Providing Differential Privacy for Federated Learning Over Wireless: A Cross-layer Framework

TL;DR

This paper introduces a cross-layer wireless framework for federated learning that enhances differential privacy using decentralized power control and cooperative jamming, improving privacy without sacrificing efficiency.

Contribution

It proposes a novel PHY layer design for OTA-FL that leverages Gaussian noise and cooperative jamming to improve differential privacy across various FL algorithms.

Findings

Outperforms state-of-the-art privacy methods on FEMNIST dataset.

Effective use of cooperative jammer enhances privacy without reducing transmission efficiency.

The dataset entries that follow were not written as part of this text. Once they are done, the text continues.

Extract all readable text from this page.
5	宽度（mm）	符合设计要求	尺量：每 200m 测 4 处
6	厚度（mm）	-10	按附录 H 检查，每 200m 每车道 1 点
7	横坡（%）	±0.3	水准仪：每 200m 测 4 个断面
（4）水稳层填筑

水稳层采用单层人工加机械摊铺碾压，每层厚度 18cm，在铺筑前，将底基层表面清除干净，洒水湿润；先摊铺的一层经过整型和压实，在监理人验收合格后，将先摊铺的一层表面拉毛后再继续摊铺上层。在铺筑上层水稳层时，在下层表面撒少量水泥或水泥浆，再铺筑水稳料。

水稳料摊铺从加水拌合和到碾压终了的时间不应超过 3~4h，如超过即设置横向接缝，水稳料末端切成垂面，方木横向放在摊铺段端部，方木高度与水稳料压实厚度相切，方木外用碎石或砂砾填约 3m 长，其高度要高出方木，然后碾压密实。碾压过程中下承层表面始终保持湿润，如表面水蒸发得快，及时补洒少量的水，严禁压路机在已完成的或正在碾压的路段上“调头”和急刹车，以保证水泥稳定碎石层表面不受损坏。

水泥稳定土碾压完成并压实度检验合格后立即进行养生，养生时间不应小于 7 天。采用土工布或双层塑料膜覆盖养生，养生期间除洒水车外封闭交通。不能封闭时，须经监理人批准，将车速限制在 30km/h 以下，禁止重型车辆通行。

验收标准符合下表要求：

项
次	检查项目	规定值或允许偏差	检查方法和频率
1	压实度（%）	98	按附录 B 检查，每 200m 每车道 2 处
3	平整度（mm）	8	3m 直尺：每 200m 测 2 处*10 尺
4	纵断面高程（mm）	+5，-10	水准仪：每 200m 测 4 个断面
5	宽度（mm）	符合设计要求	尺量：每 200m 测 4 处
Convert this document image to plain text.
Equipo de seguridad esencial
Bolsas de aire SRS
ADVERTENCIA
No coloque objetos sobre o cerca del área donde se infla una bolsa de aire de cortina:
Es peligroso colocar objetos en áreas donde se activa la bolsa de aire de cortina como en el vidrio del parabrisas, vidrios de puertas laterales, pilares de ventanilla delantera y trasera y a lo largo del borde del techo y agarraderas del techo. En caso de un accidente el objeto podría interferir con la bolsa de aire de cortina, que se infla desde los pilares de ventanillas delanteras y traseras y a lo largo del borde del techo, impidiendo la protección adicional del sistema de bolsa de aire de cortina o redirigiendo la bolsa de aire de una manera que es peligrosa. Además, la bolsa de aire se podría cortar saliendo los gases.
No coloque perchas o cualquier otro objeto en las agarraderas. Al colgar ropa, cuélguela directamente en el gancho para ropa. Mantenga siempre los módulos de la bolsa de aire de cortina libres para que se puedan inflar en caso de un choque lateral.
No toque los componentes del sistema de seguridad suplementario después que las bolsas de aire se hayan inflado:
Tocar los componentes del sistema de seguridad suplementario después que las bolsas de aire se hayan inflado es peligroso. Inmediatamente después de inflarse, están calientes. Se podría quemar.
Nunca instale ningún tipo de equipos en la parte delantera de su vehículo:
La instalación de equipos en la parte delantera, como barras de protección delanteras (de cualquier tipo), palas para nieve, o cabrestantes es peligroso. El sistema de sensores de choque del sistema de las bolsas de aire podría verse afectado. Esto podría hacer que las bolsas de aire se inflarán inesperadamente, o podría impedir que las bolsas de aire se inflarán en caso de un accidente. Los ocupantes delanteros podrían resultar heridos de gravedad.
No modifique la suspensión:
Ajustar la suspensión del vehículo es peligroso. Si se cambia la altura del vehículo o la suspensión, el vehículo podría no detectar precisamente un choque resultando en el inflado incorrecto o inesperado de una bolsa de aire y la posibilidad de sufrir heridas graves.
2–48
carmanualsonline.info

Convergence analysis shows trade-offs between privacy and accuracy in non-convex FL settings.

Abstract

Federated Learning (FL) is a distributed machine learning framework that inherently allows edge devices to maintain their local training data, thus providing some level of privacy. However, FL's model updates still pose a risk of privacy leakage, which must be mitigated. Over-the-air FL (OTA-FL) is an adapted FL design for wireless edge networks that leverages the natural superposition property of the wireless medium. We propose a wireless physical layer (PHY) design for OTA-FL which improves differential privacy (DP) through a decentralized, dynamic power control that utilizes both inherent Gaussian noise in the wireless channel and a cooperative jammer (CJ) for additional artificial noise generation when higher privacy levels are required. Although primarily implemented within the Upcycled-FL framework, where a resource-efficient method with first-order approximations is used at every even iteration to decrease the required information from clients, our power control strategy is applicable to any FL framework, including FedAvg and FedProx as shown in the paper. This adaptation showcases the flexibility and effectiveness of our design across different learning algorithms while maintaining a strong emphasis on privacy. Our design removes the need for client-side artificial noise injection for DP, utilizing a cooperative jammer to enhance privacy without affecting transmission efficiency for higher privacy demands. Privacy analysis is provided using the Moments Accountant method. We perform a convergence analysis for non-convex objectives to tackle heterogeneous data distributions, highlighting the inherent trade-offs between privacy and accuracy. Numerical results show that our approach with various FL algorithms outperforms the state-of-the-art under the same DP conditions on the non-i.i.d. FEMNIST dataset, and highlight the cooperative jammer's effectiveness in ensuring strict privacy.